When you live in an apartment, you give up certain freedoms. Most people also have some level of decency and tact. I'm fuming mad, still.


Ok, good stuff. We KILLED on our tax return this year, having a baby is awesome! :) We are paying off some more stuff (the debt just keeps dwindling!!), Clint's having some work done on his car, and we are STILL going to save a big chunk of change. We did have one frivolous purchase, which we have been dying to make for about a year - a new TV! 32inch, flat screen HD LCD, hot damn! It's awesome! And, I don't even feel guilty, because we got it on a super sale at Sam's Club (I heart Sam's).

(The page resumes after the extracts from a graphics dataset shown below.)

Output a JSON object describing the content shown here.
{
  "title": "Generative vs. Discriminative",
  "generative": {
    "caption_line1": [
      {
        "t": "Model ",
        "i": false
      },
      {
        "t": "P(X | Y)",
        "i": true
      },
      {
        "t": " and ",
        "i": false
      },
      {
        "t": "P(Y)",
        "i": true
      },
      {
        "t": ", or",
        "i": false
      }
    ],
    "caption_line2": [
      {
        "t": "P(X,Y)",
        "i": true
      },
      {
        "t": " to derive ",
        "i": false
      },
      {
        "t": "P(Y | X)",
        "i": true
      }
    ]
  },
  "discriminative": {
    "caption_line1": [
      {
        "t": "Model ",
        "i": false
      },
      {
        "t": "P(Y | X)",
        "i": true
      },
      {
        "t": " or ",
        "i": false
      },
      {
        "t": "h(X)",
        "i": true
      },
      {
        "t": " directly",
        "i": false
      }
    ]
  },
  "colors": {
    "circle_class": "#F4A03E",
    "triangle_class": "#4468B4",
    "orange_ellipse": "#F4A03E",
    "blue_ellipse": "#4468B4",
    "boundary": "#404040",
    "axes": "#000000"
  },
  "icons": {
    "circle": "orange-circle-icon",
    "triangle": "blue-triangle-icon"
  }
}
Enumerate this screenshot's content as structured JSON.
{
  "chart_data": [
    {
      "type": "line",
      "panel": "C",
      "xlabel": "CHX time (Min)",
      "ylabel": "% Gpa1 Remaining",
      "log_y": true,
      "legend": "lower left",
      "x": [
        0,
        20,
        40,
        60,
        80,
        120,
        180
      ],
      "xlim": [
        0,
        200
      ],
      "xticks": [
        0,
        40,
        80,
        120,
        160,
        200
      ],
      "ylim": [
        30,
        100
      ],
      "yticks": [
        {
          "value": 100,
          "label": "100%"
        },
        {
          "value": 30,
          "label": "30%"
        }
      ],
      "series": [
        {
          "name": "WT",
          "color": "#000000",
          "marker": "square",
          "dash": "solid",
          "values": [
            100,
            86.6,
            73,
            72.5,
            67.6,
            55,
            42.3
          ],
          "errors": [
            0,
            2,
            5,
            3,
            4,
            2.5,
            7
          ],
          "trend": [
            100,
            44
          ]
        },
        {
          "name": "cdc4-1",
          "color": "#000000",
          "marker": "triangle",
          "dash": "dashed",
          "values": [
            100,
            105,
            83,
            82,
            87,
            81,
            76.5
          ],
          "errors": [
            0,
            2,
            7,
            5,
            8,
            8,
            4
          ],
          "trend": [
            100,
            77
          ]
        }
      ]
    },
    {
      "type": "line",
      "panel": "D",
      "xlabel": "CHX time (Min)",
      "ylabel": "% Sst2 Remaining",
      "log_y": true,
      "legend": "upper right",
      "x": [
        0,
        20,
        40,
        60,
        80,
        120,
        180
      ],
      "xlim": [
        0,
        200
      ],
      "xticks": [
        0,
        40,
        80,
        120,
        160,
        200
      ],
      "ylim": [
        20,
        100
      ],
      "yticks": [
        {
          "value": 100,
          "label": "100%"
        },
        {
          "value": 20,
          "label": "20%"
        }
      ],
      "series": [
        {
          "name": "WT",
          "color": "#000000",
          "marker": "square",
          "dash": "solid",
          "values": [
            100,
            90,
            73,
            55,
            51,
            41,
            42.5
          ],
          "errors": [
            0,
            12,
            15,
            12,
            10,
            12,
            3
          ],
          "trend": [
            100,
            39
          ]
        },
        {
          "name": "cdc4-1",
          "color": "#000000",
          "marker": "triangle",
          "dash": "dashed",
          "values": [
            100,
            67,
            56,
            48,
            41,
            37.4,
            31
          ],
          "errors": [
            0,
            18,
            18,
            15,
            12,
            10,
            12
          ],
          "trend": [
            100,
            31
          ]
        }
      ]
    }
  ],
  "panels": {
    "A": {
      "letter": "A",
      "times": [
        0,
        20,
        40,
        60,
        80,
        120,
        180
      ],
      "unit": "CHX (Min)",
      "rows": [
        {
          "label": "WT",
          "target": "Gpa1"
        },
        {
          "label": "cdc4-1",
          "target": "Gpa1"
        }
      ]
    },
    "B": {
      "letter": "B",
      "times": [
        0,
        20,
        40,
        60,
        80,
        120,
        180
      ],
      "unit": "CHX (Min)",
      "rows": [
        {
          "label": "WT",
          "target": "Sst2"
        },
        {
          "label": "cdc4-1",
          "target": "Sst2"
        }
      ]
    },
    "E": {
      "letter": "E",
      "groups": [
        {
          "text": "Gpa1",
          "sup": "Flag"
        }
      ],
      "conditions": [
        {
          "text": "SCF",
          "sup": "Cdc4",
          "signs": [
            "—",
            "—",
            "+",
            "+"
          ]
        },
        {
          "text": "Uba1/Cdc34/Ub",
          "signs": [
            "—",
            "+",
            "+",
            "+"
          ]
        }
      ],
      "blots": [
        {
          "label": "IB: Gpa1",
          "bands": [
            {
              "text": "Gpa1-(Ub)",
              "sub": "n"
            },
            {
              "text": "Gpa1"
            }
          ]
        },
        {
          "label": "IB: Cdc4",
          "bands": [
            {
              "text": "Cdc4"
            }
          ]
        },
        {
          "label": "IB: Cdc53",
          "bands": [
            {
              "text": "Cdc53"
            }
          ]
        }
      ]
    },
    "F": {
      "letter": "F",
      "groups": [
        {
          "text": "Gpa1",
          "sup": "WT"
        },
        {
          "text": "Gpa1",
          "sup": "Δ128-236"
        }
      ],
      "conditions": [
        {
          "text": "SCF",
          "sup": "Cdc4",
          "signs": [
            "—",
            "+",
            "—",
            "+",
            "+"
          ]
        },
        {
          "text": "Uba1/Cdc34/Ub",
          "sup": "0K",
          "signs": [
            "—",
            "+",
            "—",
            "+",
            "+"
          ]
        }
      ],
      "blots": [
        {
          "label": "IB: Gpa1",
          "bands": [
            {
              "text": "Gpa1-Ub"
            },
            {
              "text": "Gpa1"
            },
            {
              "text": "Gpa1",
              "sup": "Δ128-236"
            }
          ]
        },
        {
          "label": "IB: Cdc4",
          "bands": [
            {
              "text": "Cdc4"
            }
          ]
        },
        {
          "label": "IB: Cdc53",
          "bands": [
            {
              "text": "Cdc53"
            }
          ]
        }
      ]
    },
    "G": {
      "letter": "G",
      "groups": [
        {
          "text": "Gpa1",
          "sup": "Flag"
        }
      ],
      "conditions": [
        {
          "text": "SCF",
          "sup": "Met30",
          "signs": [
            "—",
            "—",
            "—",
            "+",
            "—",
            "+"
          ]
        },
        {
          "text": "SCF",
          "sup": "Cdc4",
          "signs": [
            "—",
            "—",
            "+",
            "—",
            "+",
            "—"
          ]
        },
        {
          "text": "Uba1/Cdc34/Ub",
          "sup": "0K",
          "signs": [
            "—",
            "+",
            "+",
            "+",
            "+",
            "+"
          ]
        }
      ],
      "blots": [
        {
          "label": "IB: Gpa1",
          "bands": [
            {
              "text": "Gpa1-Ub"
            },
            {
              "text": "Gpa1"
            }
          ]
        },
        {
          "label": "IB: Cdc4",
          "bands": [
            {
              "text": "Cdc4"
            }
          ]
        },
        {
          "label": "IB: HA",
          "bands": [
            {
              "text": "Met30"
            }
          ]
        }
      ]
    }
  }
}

And Miss Chicken is finally getting declawed on Tuesday. She has scratched her last wall and swatted at Owen for the last time.

AND, I bought 12 tubes of Burts Bees on EBay for $20 (a total steal).

And I had a date with Laura Jackson Roberts last night for crab legs and Reisling (for me, none for her, she's got a bun in the oven). It was so wonderful going out and chatting for hours while the men took care of the boys, and I'm very sorry to hear about the massive leaking in your dining room today. Good luck with that.

Ugh, I want to fast forward to whenever we live in another place, and the summer, where all this snow has disappeared.